Pendant la table ronde avec Livni, Erekat a affirmé que l’exigence israélienne était inacceptable. « Lorsque vous exigez ‘d’accepter Israël en tant qu’Etat juif’, vous me demandez de changer mon Histoire », a-t-il soutenu, affirmant que ses ancêtres avaient vécu dans la région « 5.500 ans avant que Joshua Bin-Nun [Yehoshua] ne vienne et brûle ma ville natale de Jéricho. »

Avant la Conférence de Munich, Erekat a rencontré la semaine dernière le Secrétaire d’Etat américain John Kerry à Washington.

Mardi, il a affirmé que « Kerry n’avait fait aucune proposition écrite ou officielle. » Les Palestiniens sont toujours dans l’attente d’une proposition d’accord-cadre, qui doit ouvrir la voie au statut final des négociations entre les deux camps.

Cet accord a été reporté en raison de « profondes divergences avec Israël, qui rejette la solution à deux Etats et le droit international », a-t-il ajouté.

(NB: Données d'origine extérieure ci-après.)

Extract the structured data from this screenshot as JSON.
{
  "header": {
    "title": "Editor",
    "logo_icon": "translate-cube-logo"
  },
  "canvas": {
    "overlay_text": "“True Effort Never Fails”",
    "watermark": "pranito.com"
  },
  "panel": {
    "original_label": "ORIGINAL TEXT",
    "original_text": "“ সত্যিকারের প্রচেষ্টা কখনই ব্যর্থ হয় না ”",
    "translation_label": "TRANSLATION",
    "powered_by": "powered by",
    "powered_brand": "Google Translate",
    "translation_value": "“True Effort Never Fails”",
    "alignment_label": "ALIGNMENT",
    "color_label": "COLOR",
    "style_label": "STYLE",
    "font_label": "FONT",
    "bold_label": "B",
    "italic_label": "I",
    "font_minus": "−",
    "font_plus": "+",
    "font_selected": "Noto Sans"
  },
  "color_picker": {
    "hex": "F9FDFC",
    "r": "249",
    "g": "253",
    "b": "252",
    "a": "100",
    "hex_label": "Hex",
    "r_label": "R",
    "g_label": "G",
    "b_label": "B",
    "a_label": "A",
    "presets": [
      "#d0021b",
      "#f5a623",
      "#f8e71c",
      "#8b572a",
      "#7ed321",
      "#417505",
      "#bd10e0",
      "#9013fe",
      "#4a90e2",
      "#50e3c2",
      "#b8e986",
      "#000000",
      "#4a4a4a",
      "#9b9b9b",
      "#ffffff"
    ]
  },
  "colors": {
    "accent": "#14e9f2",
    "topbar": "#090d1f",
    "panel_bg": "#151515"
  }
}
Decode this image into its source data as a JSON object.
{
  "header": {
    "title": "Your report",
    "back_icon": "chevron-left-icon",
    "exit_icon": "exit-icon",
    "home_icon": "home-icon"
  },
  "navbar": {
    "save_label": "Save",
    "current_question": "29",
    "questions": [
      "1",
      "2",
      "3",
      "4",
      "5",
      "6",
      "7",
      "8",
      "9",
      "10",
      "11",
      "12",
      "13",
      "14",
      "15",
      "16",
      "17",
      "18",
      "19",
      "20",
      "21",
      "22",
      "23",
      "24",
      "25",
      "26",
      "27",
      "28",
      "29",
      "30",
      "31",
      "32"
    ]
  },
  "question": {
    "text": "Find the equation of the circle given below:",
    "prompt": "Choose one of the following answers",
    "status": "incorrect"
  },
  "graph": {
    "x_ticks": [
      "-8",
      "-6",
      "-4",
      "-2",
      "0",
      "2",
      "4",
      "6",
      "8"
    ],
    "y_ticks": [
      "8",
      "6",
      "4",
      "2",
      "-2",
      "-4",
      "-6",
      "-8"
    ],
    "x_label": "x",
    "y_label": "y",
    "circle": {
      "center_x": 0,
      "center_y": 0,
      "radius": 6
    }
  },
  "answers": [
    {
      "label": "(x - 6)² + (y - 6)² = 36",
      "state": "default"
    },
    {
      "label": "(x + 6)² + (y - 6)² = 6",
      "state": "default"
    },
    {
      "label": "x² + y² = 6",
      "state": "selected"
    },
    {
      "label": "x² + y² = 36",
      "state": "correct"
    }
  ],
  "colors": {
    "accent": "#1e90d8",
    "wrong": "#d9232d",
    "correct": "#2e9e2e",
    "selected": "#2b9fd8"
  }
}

Depuis le début des négociations de paix, qui ont repris en juillet 2013, Israël a « construit plus de 10.000 maisons pour les colons, démoli plus de 219 maisons palestiniennes et tué plus de 40 Palestiniens », selon Erekat.

Israël doit être « tenu pour responsable par la communauté internationale et pas seulement condamné et dénoncé », a-t-il affirmé.

Les pourparlers, menés par les Etats-Unis à huis clos entre les équipes de négociation, n’ont jusqu’à présent produit que de maigres résultats en vue du délai de neuf mois imparti et convenu en avril.

Kerry doit présenter prochainement un « accord-cadre » –  comportant les lignes directrices pour le statut final – qui doit être approuvé à la fois par les équipes de négociation israéliennes et palestiniennes.

Samedi, des hommes politiques de la droite israélienne s’en sont pris à Kerry pour ses déclarations lors de la Conférence de Munich dans lesquelles il a averti Israël face aux conséquences désastreuses en cas d’échec du processus de paix.

Kerry a déclaré qu’il était complètement sûr que le statut quo actuel n’était « pas viable… C’est une illusion. Il y a une prospérité temporaire. Il y a une paix temporaire. » Mais tout cela s’achèverait en cas d’échec des négociations, a-t-il ajouté, notant qu’Israël faisait déjà face à des menaces grandissantes de délégitimation et de boycott.

Les Palestiniens ont menacé d’intensifier leurs efforts pour être reconnus par les organisations internationales si les négociations de paix venaient à échouer et de faire pression pour imposer des fortes sanctions contre Israël.